By doing 1/gradient, and incrementing by y, you are essentially flipping the standard straight line equation from y=mx to x=y/m (or x=[1/m]y)by dividing both sides by m. you would need to change a few of the calculations, for it to work properly for y stepping, but it would definitely work.

The Bresenham algorithm is supposedly one of the most efficient ways of doing it, because it keeps clear of using double values and uses ints instead. I haven’t looked into how the Bresenham algorithm works, but if I were a beginner, I would use whatever made sense to me the most, because copying and pasting code when you don’t understand it and couldn’t rewrite it yourself is usually a bad habit to get into.

Yeah, as much as I want things to work… I also want to learn HOW they work… so I know it’s worth something :slight_smile:

Well, if you want the basic premise for my code, so you can modify it to work for you/rewrite it, this is the basic idea i used:

  1. Calculate the gradient and set one of the ends of the ray to be the graph origin.
    2a. Stepping through the x coordinates, use the equation y=mx (where m is the gradient) to find the corresponding y value.
    2b. take the x value and the calculated y value and check to see whether that tile is blocked
    2c. If the tile is blocked, it is not possible to light the final tile
    2c. If you have reached the final tile, it is possible for the light to travel this path
  2. Repeat steps 2 until all tiles in the possible area have been checked.

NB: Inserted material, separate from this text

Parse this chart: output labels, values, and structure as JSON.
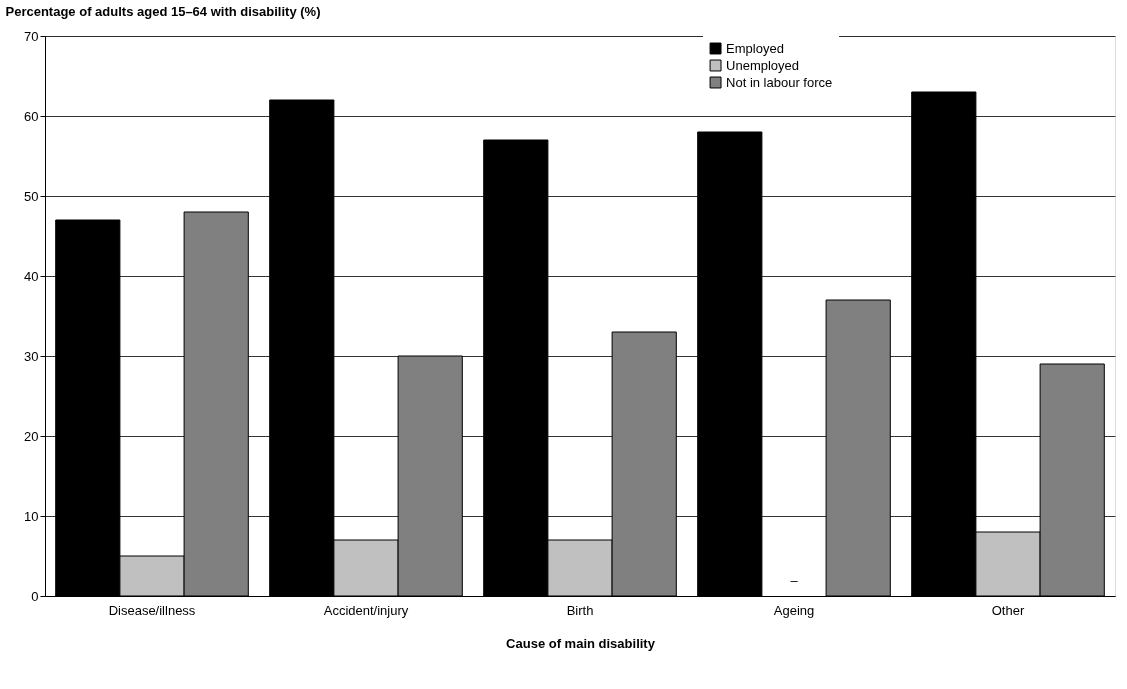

I hope this has helped you, good luck :wink:

That sounds simple, but it looks a bit more of a pain in the arse in practice… :stuck_out_tongue: Anyway, thanks for all the help, after I’ve changed my map system from an array of buffered images… I’ll have a go at it, then post my results

First attempt didn’t work -

public static boolean tileVisible(int x1, int x2, int y1, int y2, map m){
        
        int deltax = x2 - x1;
        int deltay = y2 - y1;
        int y = y1;
        int ynum = deltax/2;
        for(int x = x1; x <= x2; x++){
            if(m.Map[(int)(x-m.mapPosX)/m.TILE_SIZE_X][(y-m.mapPosY)/m.TILE_SIZE_Y].lightBlock){
                return false;
            }
            ynum+= deltay;
            if(ynum >= deltax){
                ynum -= deltax;
                y++;        
            }
        }
        return true;
    }

I assume you were reading from here:
http://www.gamedev.net/page/resources/_/technical/game-programming/line-drawing-algorithm-explained-r1275

Basically, like the one I showed, what you have coded there only works for 1/8th of the possible lines, you need to scroll down a bit on the page to learn what to change for the others. It is very similar to the first one, but just has a few signs changed and the like.

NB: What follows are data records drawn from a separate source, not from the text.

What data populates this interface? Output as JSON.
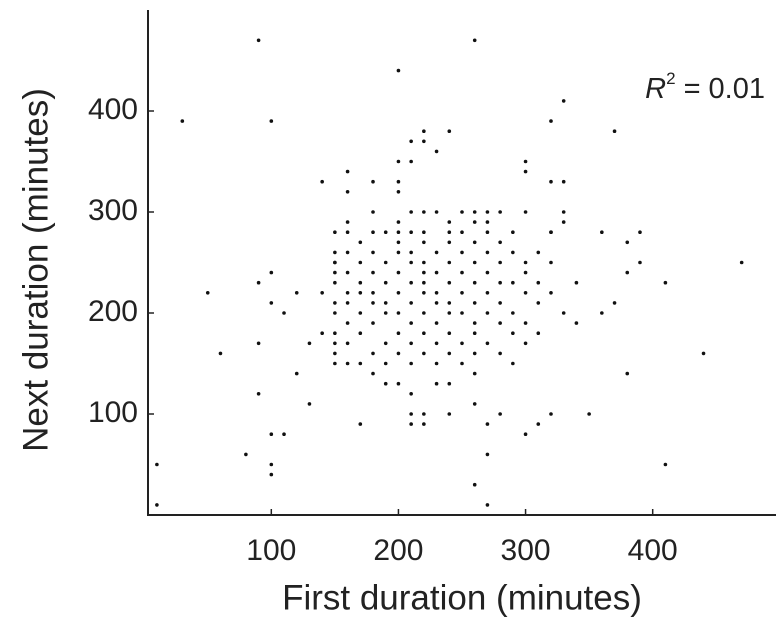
{
  "chart_data": {
    "type": "scatter",
    "xlabel": "First duration (minutes)",
    "ylabel": "Next duration (minutes)",
    "annotation": {
      "symbol": "R",
      "superscript": "2",
      "text": "= 0.01"
    },
    "color": "#111111",
    "xlim": [
      3,
      497
    ],
    "xticks": [
      100,
      200,
      300,
      400
    ],
    "ylim": [
      0,
      500
    ],
    "yticks": [
      100,
      200,
      300,
      400
    ],
    "x": [
      10,
      10,
      30,
      50,
      60,
      80,
      90,
      90,
      90,
      90,
      100,
      100,
      100,
      100,
      100,
      100,
      110,
      110,
      120,
      120,
      130,
      130,
      140,
      140,
      140,
      170,
      200,
      260,
      260,
      270,
      270,
      320,
      330,
      350,
      370,
      380,
      390,
      410,
      410,
      440,
      470,
      360,
      380,
      390,
      340,
      360,
      370,
      380,
      340,
      320,
      310,
      300,
      260,
      280,
      270,
      240,
      210,
      220,
      210,
      220,
      210,
      230,
      240,
      260,
      200,
      190,
      180,
      170,
      160,
      150,
      150,
      150,
      150,
      300,
      300,
      320,
      330,
      320,
      330,
      200,
      210,
      210,
      220,
      220,
      230,
      240,
      200,
      200,
      160,
      160,
      180,
      160,
      150,
      150,
      150,
      150,
      180,
      210,
      220,
      230,
      250,
      260,
      270,
      280,
      300,
      330,
      200,
      240,
      260,
      270,
      160,
      180,
      190,
      200,
      210,
      220,
      240,
      250,
      270,
      290,
      320,
      170,
      200,
      220,
      240,
      260,
      280,
      160,
      180,
      200,
      210,
      230,
      250,
      270,
      290,
      310,
      150,
      170,
      190,
      210,
      220,
      240,
      260,
      280,
      300,
      320,
      160,
      180,
      200,
      220,
      230,
      250,
      270,
      300,
      150,
      170,
      190,
      210,
      220,
      240,
      260,
      280,
      290,
      310,
      160,
      170,
      180,
      200,
      220,
      230,
      250,
      270,
      300,
      320,
      150,
      160,
      180,
      190,
      210,
      230,
      240,
      260,
      280,
      310,
      170,
      190,
      200,
      220,
      240,
      250,
      270,
      290,
      330,
      160,
      180,
      210,
      230,
      260,
      280,
      300,
      150,
      170,
      200,
      220,
      240,
      260,
      290,
      310,
      160,
      190,
      210,
      230,
      250,
      270,
      300,
      180,
      200,
      220,
      240,
      260,
      280,
      190,
      210,
      230,
      250,
      290
    ],
    "values": [
      50,
      10,
      390,
      220,
      160,
      60,
      470,
      230,
      170,
      120,
      390,
      240,
      210,
      80,
      50,
      40,
      80,
      200,
      220,
      140,
      170,
      110,
      330,
      220,
      180,
      90,
      440,
      470,
      30,
      60,
      10,
      390,
      410,
      100,
      380,
      140,
      280,
      230,
      50,
      160,
      250,
      280,
      270,
      250,
      230,
      200,
      210,
      240,
      190,
      100,
      90,
      80,
      110,
      100,
      90,
      100,
      90,
      90,
      100,
      100,
      120,
      130,
      130,
      140,
      130,
      130,
      140,
      150,
      150,
      150,
      160,
      170,
      200,
      350,
      340,
      330,
      330,
      280,
      290,
      350,
      350,
      370,
      380,
      370,
      360,
      380,
      330,
      320,
      340,
      320,
      330,
      290,
      280,
      260,
      250,
      240,
      300,
      300,
      300,
      300,
      300,
      300,
      300,
      300,
      300,
      300,
      290,
      290,
      290,
      290,
      280,
      280,
      280,
      280,
      280,
      280,
      280,
      280,
      280,
      280,
      280,
      270,
      270,
      270,
      270,
      270,
      270,
      260,
      260,
      260,
      260,
      260,
      260,
      260,
      260,
      260,
      250,
      250,
      250,
      250,
      250,
      250,
      250,
      250,
      250,
      250,
      240,
      240,
      240,
      240,
      240,
      240,
      240,
      240,
      230,
      230,
      230,
      230,
      230,
      230,
      230,
      230,
      230,
      230,
      220,
      220,
      220,
      220,
      220,
      220,
      220,
      220,
      220,
      220,
      210,
      210,
      210,
      210,
      210,
      210,
      210,
      210,
      210,
      210,
      200,
      200,
      200,
      200,
      200,
      200,
      200,
      200,
      200,
      190,
      190,
      190,
      190,
      190,
      190,
      190,
      180,
      180,
      180,
      180,
      180,
      180,
      180,
      180,
      170,
      170,
      170,
      170,
      170,
      170,
      170,
      160,
      160,
      160,
      160,
      160,
      160,
      150,
      150,
      150,
      150,
      150
    ]
  }
}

Also, would you mind explaining why you are accessing map tiles in that array, by minusing and dividing and casting?

Well, because the tile map moves, you need to make it relative to the tile map rather than the canvas surely?
EDIT: Also, shouldn’t that code at the bottom work then?

wait… are your x1, x2, y1, y2 coordinates referring to 2 individual pixels or 2 individual tiles?

If you use the bresenham on tile coordinates rather than pixels, you will need to do far fewer calculations, so it will be much faster. Sorry if I was unclear :wink:

For logic in tile based games, most calculations, such as pathfinding, lighting, etc. will use the tile as the smallest unit for calculation.

You’ve adapted the short bit of code from the middle of the page, the stuff at the very bottom should work, yes.

Right well currently it’s working on pixels… so yeah… I guess I should change that

To use it for tiles would it be exactly the same, but I just have to supply it with tile numbers instead of pixels then at the end check for tile numbers instead of the mess of code I currently have?

yep. You would access the array just by going

m.Map[x][y]

I hope it works out :wink:

hmm… I’ve changed it to that and it’s now not working… the joys of bug fixing, here I come!
EDIT: Derp, just didn’t change what I was printing to system xD may be why…

Well, I’ve got no errors, however my program just sits there on load… I think that it may be a little slow…

It should definitely not be so slow that your code doesn’t run… You should not even notice a low frame rate with only one light…

What actually happens? Does any lighting show up at all?